“When I heard Heartbreak Hotel, l knew what l wanted to do in life. It was as plain as day. All l wanted to do in the world was to be able to play and sound like that. everyone else wanted to be Elvis, l wanted to be Scotty….Keith Richards.
Scotty Moore served as Elvis Presley’s guitarist from 1954 to 1958, widely regarded as Presley’s golden years. Moore was a participant in the historic early sessions at Sun Recording Studio that mark the birth of rock and roll. It was on Monday, July 5, 1954, that Presley, Moore and bassist Bill Black broke into bluesman Arthur Cruddup’s “That’s All Right” in a freewheeling style that brought together country and blues. They took a similarly approach to bluegrass legend Bill Monroe’s “Blue Moon of Kentucky.” With these spontaneous breakthroughs, conceived in the most innocent and intuitive way, both sides of Presley’s legendary first single and the first new strains of rock and roll were in the can. Notably, the single (Sun 209) was credited to “Elvis Presley, Scotty and Bill.”
Moore was born Winfield Scott Moore III on a farm near Gadsden, Tennessee, in 1931. He began playing guitar when he was eight years old. Then, in November 1948, when he was 16 years old, he enlisted in the U.S. Navy. He served in Korea and China before being discharged in January 1952. When he returned to the U.S., he moved to Memphis. A devotee of Nashville guitarist Chet Atkins, he formed a band called the Starlite Wranglers with bassist Bill Black. The group began working with Sam Phillips at Sun Records, and it was Phillips who teamed Moore and Black up with Presley.
Moore’s early background was in jazz and country, and he put these influences to use by counterpointing Presley’s vocals with melodic yet forceful solos that helped launch the rockabilly revolution. As journalist Colin Escott noted, “The first generation of kids who grew up wanting to play rock and roll cut their teeth on Scotty Moore’s solos.” This observation was confirmed by Rolling Stones guitarist Keith Richards, who said: “Everyone else wanted to be Elvis. I wanted to be Scotty.”

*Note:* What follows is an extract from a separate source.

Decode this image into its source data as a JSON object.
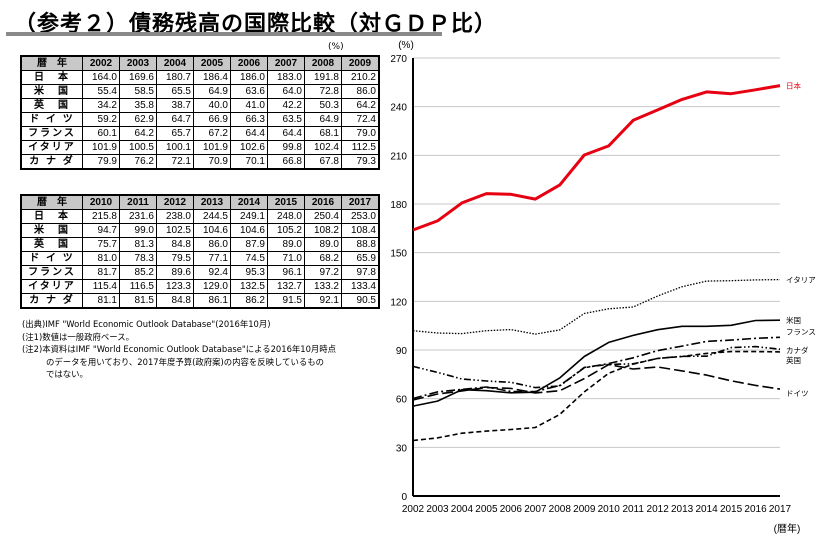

Moore, Black, Presley and drummer D.J. Fontana became the Blue Moon Boys, and they toured the country and appeared on numerous television shows. Moore also served as Presley’s first manager. He played guitar on many of Presley’s most famous recordings, including “Good Rockin’ Tonight,” “Baby Let’s Play House,” “Mystery Train,” “Hound Dog” and “Jailhouse Rock.” Moore also appeared in three Presley films: Loving You, Jailhouse Rock and King Creole. Then, in March 1958, Moore and Black quit the band in a dispute over wages.
Moore then started his own label, Fernwood Records, and he produced “Tragedy,” by Thomas Wayne Perkins, the brother of Johnny Cash’s guitarist, Luther Perkins. In 1960, he began serving as the production manager at Sam Phillips’ Memphis Recording Service.
Moore moved to Nashville in 1964. That same year he released an album of instrumentals called The Guitar That Changed the World. In addition to working as an engineer and session musician, he played on many of Presley’s Nashville sessions at RCA’s Studio B. In 1966, Moore set up his own Nashville studio, Music City Recorders, and started a label called Belle Meade Records.
In 1968, Moore and Fontana rejoined Presley for the televised “comeback special” (bassist Black had died in 1965). The show was filmed at NBC’s Burbank studio in California. Two years later, Moore engineered Ringo Starr’s Beaucoup of Blues album for Apple Records.
In 1992, Moore returned to Memphis, where he recorded an album with Carl Perkins called 706 ReUnion: A Sentimental Journey. In 1994, he recorded an album with Sonny Burgess that was produced by Garry Tallent of Bruce Springsteen’s E Street Band. Three years later, he and Fontana reunited for an album entitled All the King’s Men that featured all-star backing by acolytes of the two Presley sideman, including Keith Richards, Jeff Beck, Ron Wood and Levon Helm.
Moore has continued to tour and record into the 21st Century. In April 1999, he toured the U.K., where he met George Harrison and Robert Plant. Four years later, in April 2003, he recorded an album with Alvin Lee of Ten Years After. And in 2007, he released two CDs, The Mighty Handful, Volumes I and II.
In 2002, Scotty Moore won the Orville H. Gibson Lifetime Achievement Award, and Rolling Stone magazine ranked him at Number 44 on its list of the 100 Greatest Guitarists of All Time.